The news that Tampa, Florida (2025) and Phoenix (2026) were chosen has to be a gut-punch for the folks at Sport Oregon and at Oregon State who worked so hard on Portland's bid.
Portland wasn't left out completely. A women's regional will return to the Moda Center in 2024, and NCAA men's basketball first- and second-round games will be in Portland in 2026. But the city didn't land the big fish — again.
Those who worked on the bid, including Oregon State athletic director Scott Barnes, Rose Quarter representatives and Travel Portland, said the right things, of course.

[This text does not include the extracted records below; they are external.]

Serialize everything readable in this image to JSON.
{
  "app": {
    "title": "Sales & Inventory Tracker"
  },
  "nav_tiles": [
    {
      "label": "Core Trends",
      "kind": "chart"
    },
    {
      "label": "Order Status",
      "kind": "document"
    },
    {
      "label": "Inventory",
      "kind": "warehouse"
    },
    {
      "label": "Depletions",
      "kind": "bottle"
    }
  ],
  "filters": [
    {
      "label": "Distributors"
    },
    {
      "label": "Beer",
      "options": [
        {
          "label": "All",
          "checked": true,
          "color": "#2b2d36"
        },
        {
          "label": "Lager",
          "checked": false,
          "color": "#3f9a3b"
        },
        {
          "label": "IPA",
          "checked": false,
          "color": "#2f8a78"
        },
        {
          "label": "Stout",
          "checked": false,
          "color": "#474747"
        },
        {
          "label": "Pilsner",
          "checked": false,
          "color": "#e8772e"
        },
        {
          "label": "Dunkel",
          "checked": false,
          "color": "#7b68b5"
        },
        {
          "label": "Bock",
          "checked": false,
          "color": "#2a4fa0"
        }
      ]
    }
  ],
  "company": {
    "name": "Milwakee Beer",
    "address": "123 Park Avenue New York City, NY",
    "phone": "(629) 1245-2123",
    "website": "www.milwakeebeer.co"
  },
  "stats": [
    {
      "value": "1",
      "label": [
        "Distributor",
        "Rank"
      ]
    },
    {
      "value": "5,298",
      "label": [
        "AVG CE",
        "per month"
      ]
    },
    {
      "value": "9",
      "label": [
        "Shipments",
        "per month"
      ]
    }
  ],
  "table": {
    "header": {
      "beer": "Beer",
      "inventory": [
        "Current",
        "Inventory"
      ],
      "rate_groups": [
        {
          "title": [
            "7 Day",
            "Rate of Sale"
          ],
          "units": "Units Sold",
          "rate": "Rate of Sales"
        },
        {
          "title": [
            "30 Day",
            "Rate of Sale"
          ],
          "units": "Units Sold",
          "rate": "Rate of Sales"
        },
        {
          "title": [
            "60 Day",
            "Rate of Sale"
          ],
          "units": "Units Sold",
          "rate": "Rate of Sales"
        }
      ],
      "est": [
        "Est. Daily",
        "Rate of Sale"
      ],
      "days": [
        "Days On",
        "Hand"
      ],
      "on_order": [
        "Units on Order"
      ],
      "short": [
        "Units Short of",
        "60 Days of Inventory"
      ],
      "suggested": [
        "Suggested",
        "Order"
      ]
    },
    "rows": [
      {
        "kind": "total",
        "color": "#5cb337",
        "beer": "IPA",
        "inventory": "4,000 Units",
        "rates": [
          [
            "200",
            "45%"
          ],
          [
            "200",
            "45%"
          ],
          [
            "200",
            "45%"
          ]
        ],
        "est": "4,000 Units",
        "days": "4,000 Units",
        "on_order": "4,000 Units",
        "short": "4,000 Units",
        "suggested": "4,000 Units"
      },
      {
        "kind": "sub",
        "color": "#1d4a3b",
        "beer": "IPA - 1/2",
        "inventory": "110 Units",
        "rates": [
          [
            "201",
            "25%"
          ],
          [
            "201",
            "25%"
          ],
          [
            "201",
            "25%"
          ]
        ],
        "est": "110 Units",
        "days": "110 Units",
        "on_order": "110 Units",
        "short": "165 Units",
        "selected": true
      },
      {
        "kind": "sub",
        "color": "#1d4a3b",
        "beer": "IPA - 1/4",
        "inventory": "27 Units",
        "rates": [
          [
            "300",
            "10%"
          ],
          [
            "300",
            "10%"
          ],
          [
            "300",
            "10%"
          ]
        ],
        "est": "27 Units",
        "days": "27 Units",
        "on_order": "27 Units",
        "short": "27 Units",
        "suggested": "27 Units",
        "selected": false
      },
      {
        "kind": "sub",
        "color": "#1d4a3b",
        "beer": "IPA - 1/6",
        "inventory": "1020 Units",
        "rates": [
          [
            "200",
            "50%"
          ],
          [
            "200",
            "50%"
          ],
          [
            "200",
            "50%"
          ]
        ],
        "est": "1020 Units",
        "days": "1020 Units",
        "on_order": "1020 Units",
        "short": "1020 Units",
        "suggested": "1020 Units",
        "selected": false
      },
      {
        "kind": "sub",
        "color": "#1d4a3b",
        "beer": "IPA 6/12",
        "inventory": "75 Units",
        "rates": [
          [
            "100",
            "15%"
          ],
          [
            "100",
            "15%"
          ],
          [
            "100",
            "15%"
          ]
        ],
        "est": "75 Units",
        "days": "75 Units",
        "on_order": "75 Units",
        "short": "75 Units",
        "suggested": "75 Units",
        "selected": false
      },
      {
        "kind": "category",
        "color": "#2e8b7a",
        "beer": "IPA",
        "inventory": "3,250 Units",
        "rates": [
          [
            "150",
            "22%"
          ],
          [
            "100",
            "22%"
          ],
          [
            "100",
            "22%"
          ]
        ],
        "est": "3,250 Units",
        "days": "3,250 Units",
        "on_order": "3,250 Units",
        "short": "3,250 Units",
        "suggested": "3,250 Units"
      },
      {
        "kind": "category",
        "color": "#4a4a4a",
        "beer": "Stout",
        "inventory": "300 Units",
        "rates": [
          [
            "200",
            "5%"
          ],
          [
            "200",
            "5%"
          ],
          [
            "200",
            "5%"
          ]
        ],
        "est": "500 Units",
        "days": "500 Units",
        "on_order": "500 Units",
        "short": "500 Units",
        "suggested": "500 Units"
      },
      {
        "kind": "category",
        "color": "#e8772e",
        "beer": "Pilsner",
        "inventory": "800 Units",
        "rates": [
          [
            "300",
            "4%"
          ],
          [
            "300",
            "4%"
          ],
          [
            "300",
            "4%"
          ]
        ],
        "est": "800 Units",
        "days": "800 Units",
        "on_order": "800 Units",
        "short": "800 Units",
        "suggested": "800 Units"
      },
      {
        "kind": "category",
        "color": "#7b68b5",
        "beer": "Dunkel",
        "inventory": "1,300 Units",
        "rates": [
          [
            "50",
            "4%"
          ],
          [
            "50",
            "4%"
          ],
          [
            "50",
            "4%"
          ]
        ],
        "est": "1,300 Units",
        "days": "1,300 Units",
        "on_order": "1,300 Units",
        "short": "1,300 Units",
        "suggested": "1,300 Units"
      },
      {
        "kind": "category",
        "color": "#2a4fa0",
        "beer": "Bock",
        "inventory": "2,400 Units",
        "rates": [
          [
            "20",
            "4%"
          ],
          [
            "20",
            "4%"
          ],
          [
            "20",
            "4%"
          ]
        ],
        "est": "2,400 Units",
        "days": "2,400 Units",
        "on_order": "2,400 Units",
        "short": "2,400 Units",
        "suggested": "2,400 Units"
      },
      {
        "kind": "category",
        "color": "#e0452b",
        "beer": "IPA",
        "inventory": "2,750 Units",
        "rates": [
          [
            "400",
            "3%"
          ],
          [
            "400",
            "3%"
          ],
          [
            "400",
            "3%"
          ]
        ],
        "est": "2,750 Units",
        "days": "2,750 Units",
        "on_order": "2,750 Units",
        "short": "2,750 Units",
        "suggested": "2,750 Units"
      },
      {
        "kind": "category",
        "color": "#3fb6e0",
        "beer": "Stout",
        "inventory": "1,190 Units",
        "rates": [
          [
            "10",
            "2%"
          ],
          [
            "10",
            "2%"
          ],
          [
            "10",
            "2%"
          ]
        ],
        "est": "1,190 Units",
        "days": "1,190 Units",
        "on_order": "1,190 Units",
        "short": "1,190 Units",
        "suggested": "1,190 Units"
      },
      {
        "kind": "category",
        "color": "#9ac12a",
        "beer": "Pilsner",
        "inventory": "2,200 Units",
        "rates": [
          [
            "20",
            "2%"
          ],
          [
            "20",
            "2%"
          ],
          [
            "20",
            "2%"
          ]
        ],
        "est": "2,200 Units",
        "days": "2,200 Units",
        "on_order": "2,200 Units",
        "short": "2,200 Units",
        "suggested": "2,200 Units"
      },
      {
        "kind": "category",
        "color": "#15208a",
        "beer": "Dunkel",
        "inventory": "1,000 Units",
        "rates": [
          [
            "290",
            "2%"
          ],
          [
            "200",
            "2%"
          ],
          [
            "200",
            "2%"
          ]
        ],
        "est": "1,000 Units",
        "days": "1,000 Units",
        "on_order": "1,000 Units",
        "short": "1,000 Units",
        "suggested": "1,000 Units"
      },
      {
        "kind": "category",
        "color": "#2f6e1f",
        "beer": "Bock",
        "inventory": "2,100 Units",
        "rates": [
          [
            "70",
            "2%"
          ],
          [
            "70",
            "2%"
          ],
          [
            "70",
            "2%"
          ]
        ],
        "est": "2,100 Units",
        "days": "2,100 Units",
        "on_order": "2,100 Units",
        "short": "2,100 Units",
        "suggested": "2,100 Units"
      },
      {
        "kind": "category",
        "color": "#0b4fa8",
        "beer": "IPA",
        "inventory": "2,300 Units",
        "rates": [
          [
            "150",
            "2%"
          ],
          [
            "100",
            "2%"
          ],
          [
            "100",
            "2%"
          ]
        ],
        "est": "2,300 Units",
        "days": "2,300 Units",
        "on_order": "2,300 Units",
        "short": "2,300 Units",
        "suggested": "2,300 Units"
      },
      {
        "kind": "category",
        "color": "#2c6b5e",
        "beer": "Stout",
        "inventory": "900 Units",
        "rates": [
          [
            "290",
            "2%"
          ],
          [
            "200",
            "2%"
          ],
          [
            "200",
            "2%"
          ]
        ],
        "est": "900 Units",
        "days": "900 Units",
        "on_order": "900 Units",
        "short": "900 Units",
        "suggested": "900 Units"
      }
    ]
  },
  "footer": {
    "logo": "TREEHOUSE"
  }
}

"We are extremely excited to host these premier NCAA basketball events again in our city," Sport Oregon CEO Jim Etzel said in a press release. "We're a top-tier basketball town, and we're thrilled to showcase Portland again to the NCAA."
Said Barnes: "We are eager to embrace another great chance to showcase our state and our university."
It's hard not to think that the months-long protests, unrest and vandalism in the city took away any advantage Portland might have had. And it's hard not to expect that the national perception of our city — fair or not — will take longer to repair than the physical destruction.
That's a shame. The women's basketball programs at Oregon State and Oregon are rolling now, have plenty of eyes on them and two classy, exceptional coaches. The Portland Pilots program is on the rise and Portland State was a NCAA Tournament team in 2019.
The future looks bright for all four Division I women's programs in the state. But where will they be seven or eight years from now? It will now be at least seven or eight years before Portland can host a women's Final Four. With Phoenix the site in 2026, it is unlikely the NCAA will select a West Coast site in 2027, so the next reasonable shot is for 2028.
The big winner in the region on Wednesday was the rebuilt Hayward Field at the University of Oregon, which was chosen to host the NCAA Division I Outdoor Track and Field Championships from 2024 through 2027. Oregon already is scheduled to host the outdoor championships in 2021 (June 9-12) and 2022, so Hayward Field will be the site for six of the next seven national meets. The University of Texas, which was to hold the canceled meet in 2020, will be the site for the 2023 championships.
Hayward Field has hosted the Division I nationals 16 times since 1962, most recently in 2018.
Oregon State is the host school for the 2024 women's regional at Moda Center and for the 2026 men's first and second rounds. OSU also was selected to host a women's gymnastics regional in 2026 and a men's golf regional in 2026 at Trysting Tree Golf Club.